With Pat here—and it has been a seal on our friendship to see her here once again before her return to England—I am rarely able to get to my desk in the afternoon, which means that it is a scramble to get the mail in order the next morning.

But today, after hours of work every morning, I have at last completed the ten complex questions Roberta Scarabelli asked me about
Faithful Are the Wounds.
It was not the right time for this and today after a final hour's work I feel really spent. Nancy is typing it out now. Fortunately I found four pages of carbon copies of the letters I got at the time from many professors all over the place, including Mark Schorer. I had forgotten how generous the response was.

Only Harry Levin, sure that Goldberg was a portrait of him, poisoned the Harvard air so that
even now
it is clear that I shall never be invited to speak or read poems there! Actually I based Goldberg on a man I saw once at a meeting. It was hard to go back to that book and think about it after so many years. It came out in 1955—so, over thirty years ago!

One day Pat helped me plant a few bulbs and as it is warm and sunny I may put some in this afternoon after she goes. It was great fun to work together in the garden, but for the last two days it has rained—in a way soothing days, after all the brilliance. Nostalgic autumn days—I enjoyed them.

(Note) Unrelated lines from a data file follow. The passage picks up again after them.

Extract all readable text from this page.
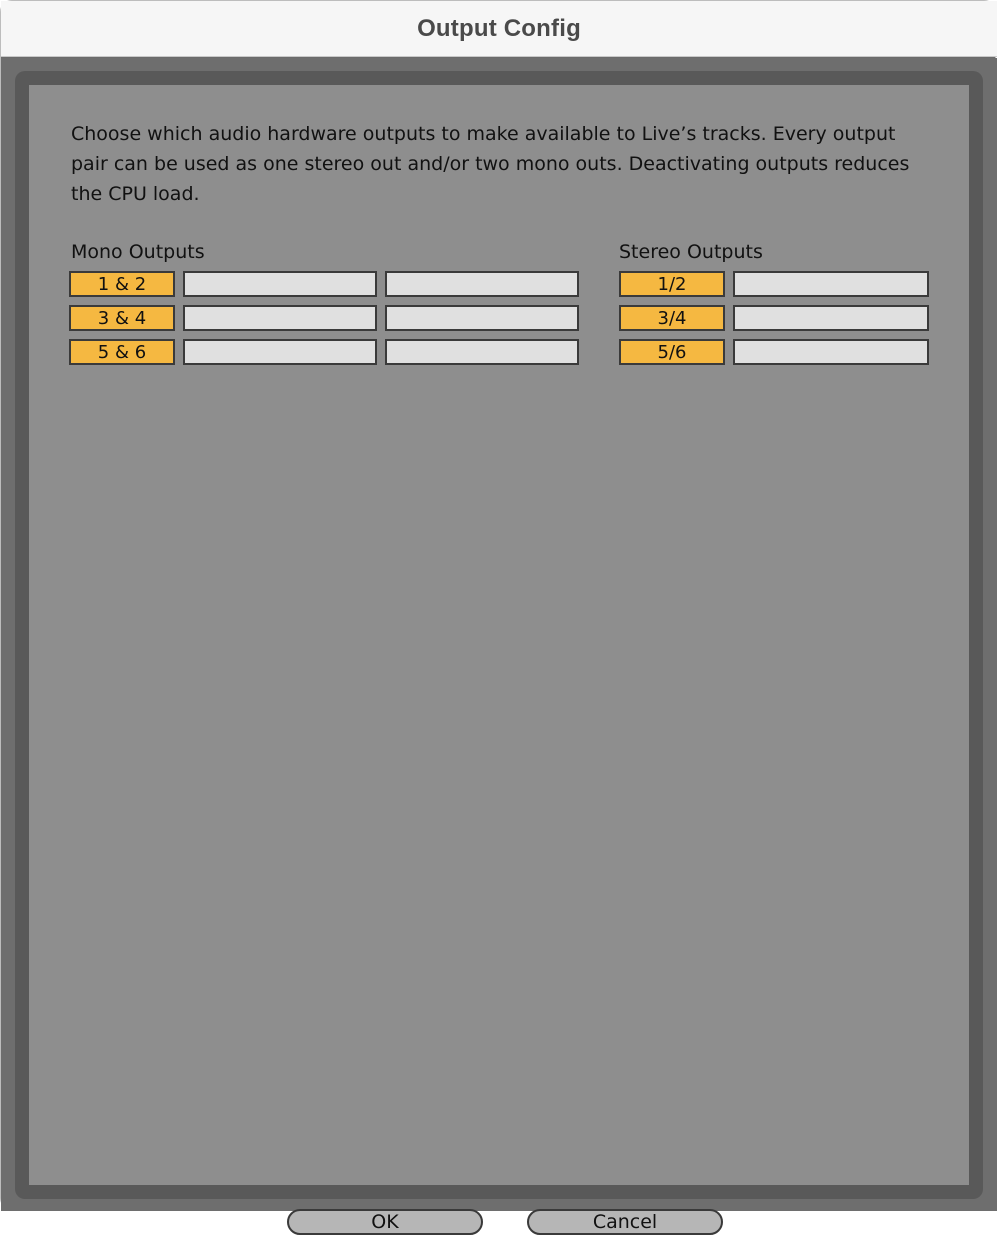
Output Config

Choose which audio hardware outputs to make available to Live’s tracks. Every output pair can be used as one stereo out and/or two mono outs. Deactivating outputs reduces the CPU load.

Mono Outputs	Stereo Outputs
1 & 2
3 & 4
5 & 6
1/2
3/4
5/6
OK	Cancel
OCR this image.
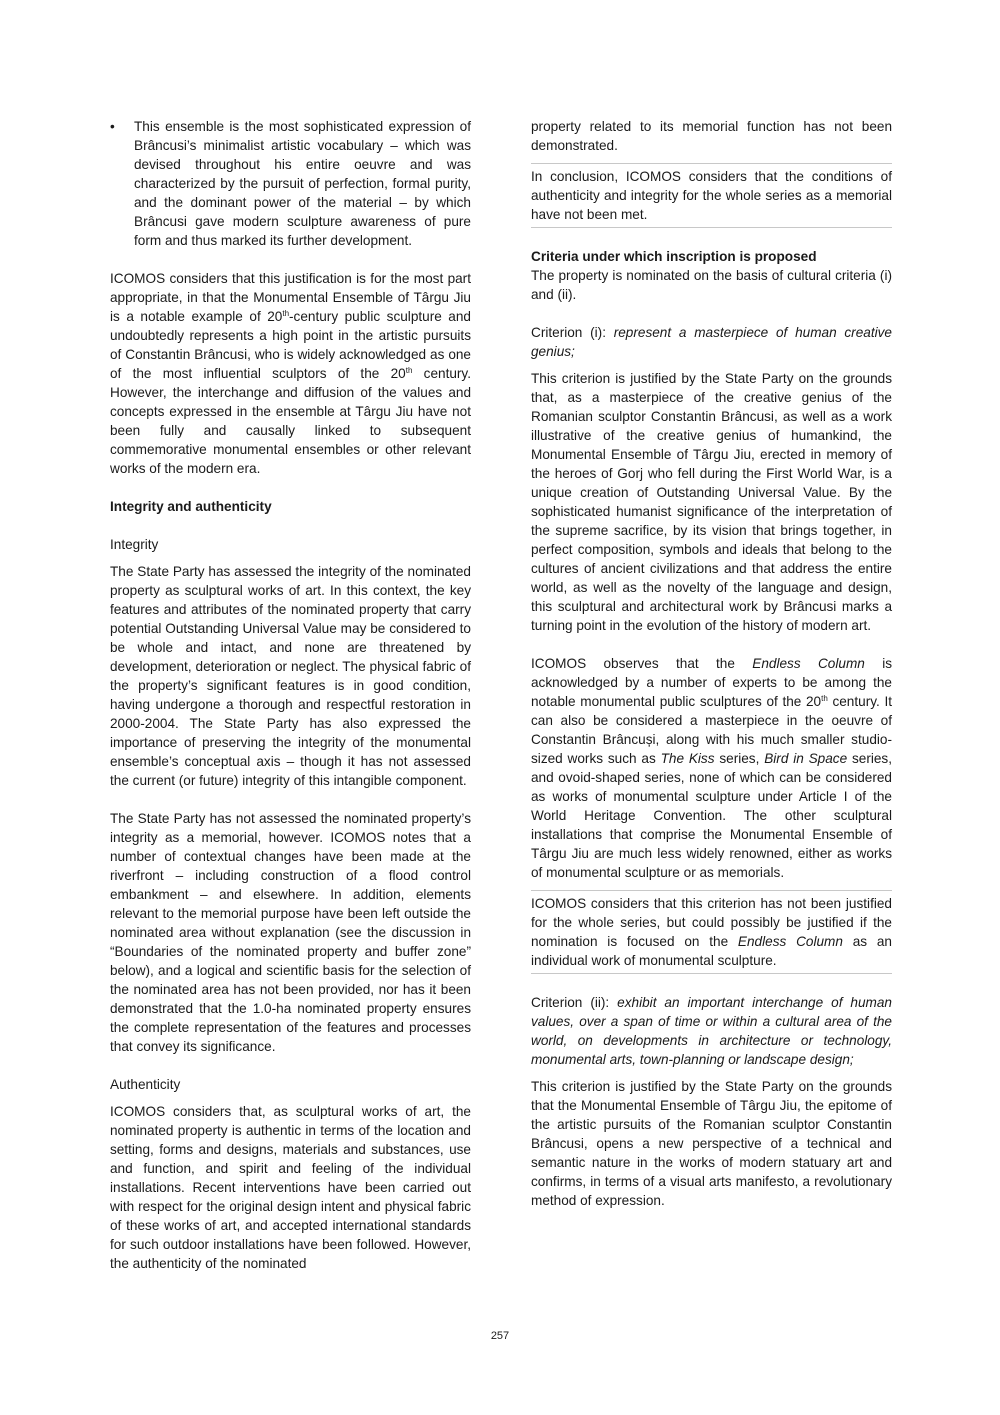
• This ensemble is the most sophisticated expression of Brâncusi’s minimalist artistic vocabulary – which was devised throughout his entire oeuvre and was characterized by the pursuit of perfection, formal purity, and the dominant power of the material – by which Brâncusi gave modern sculpture awareness of pure form and thus marked its further development.

ICOMOS considers that this justification is for the most part appropriate, in that the Monumental Ensemble of Târgu Jiu is a notable example of 20th-century public sculpture and undoubtedly represents a high point in the artistic pursuits of Constantin Brâncusi, who is widely acknowledged as one of the most influential sculptors of the 20th century. However, the interchange and diffusion of the values and concepts expressed in the ensemble at Târgu Jiu have not been fully and causally linked to subsequent commemorative monumental ensembles or other relevant works of the modern era.

Integrity and authenticity

Integrity

The State Party has assessed the integrity of the nominated property as sculptural works of art. In this context, the key features and attributes of the nominated property that carry potential Outstanding Universal Value may be considered to be whole and intact, and none are threatened by development, deterioration or neglect. The physical fabric of the property’s significant features is in good condition, having undergone a thorough and respectful restoration in 2000-2004. The State Party has also expressed the importance of preserving the integrity of the monumental ensemble’s conceptual axis – though it has not assessed the current (or future) integrity of this intangible component.

The State Party has not assessed the nominated property’s integrity as a memorial, however. ICOMOS notes that a number of contextual changes have been made at the riverfront – including construction of a flood control embankment – and elsewhere. In addition, elements relevant to the memorial purpose have been left outside the nominated area without explanation (see the discussion in “Boundaries of the nominated property and buffer zone” below), and a logical and scientific basis for the selection of the nominated area has not been provided, nor has it been demonstrated that the 1.0-ha nominated property ensures the complete representation of the features and processes that convey its significance.

Authenticity

ICOMOS considers that, as sculptural works of art, the nominated property is authentic in terms of the location and setting, forms and designs, materials and substances, use and function, and spirit and feeling of the individual installations. Recent interventions have been carried out with respect for the original design intent and physical fabric of these works of art, and accepted international standards for such outdoor installations have been followed. However, the authenticity of the nominated

property related to its memorial function has not been demonstrated.

In conclusion, ICOMOS considers that the conditions of authenticity and integrity for the whole series as a memorial have not been met.

Criteria under which inscription is proposed

The property is nominated on the basis of cultural criteria (i) and (ii).

Criterion (i): represent a masterpiece of human creative genius;

This criterion is justified by the State Party on the grounds that, as a masterpiece of the creative genius of the Romanian sculptor Constantin Brâncusi, as well as a work illustrative of the creative genius of humankind, the Monumental Ensemble of Târgu Jiu, erected in memory of the heroes of Gorj who fell during the First World War, is a unique creation of Outstanding Universal Value. By the sophisticated humanist significance of the interpretation of the supreme sacrifice, by its vision that brings together, in perfect composition, symbols and ideals that belong to the cultures of ancient civilizations and that address the entire world, as well as the novelty of the language and design, this sculptural and architectural work by Brâncusi marks a turning point in the evolution of the history of modern art.

ICOMOS observes that the Endless Column is acknowledged by a number of experts to be among the notable monumental public sculptures of the 20th century. It can also be considered a masterpiece in the oeuvre of Constantin Brâncuși, along with his much smaller studio-sized works such as The Kiss series, Bird in Space series, and ovoid-shaped series, none of which can be considered as works of monumental sculpture under Article I of the World Heritage Convention. The other sculptural installations that comprise the Monumental Ensemble of Târgu Jiu are much less widely renowned, either as works of monumental sculpture or as memorials.

ICOMOS considers that this criterion has not been justified for the whole series, but could possibly be justified if the nomination is focused on the Endless Column as an individual work of monumental sculpture.

Criterion (ii): exhibit an important interchange of human values, over a span of time or within a cultural area of the world, on developments in architecture or technology, monumental arts, town-planning or landscape design;

This criterion is justified by the State Party on the grounds that the Monumental Ensemble of Târgu Jiu, the epitome of the artistic pursuits of the Romanian sculptor Constantin Brâncusi, opens a new perspective of a technical and semantic nature in the works of modern statuary art and confirms, in terms of a visual arts manifesto, a revolutionary method of expression.

257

Day after tomorrow the drive to Orono.

Saturday, November 1

The trip to Orono turned out to be a wonderful time, the two four-hour drives there on Thursday and back on Friday were a great rest. I rejoiced and drank in fields and woods, happy to be away from the over-inhabited shore and into rural country where I even saw a herd of goats, as well as cows and many black-and-white steers. After two hours I was in “the country of the pointed firs” with all kinds of firs as well as the white pines that dominate the scene in York. The tall elegant firs pointing so high always move me. It was a clear, gold day—no wind—and the farther north I drove the fewer leaves remained. Most of us never realize anything about this huge inner Maine, the sense of space, and wilderness—of course interrupted by the huge mall at Bangor where I stopped and bought some Christmas wrappings. It all felt like a holiday.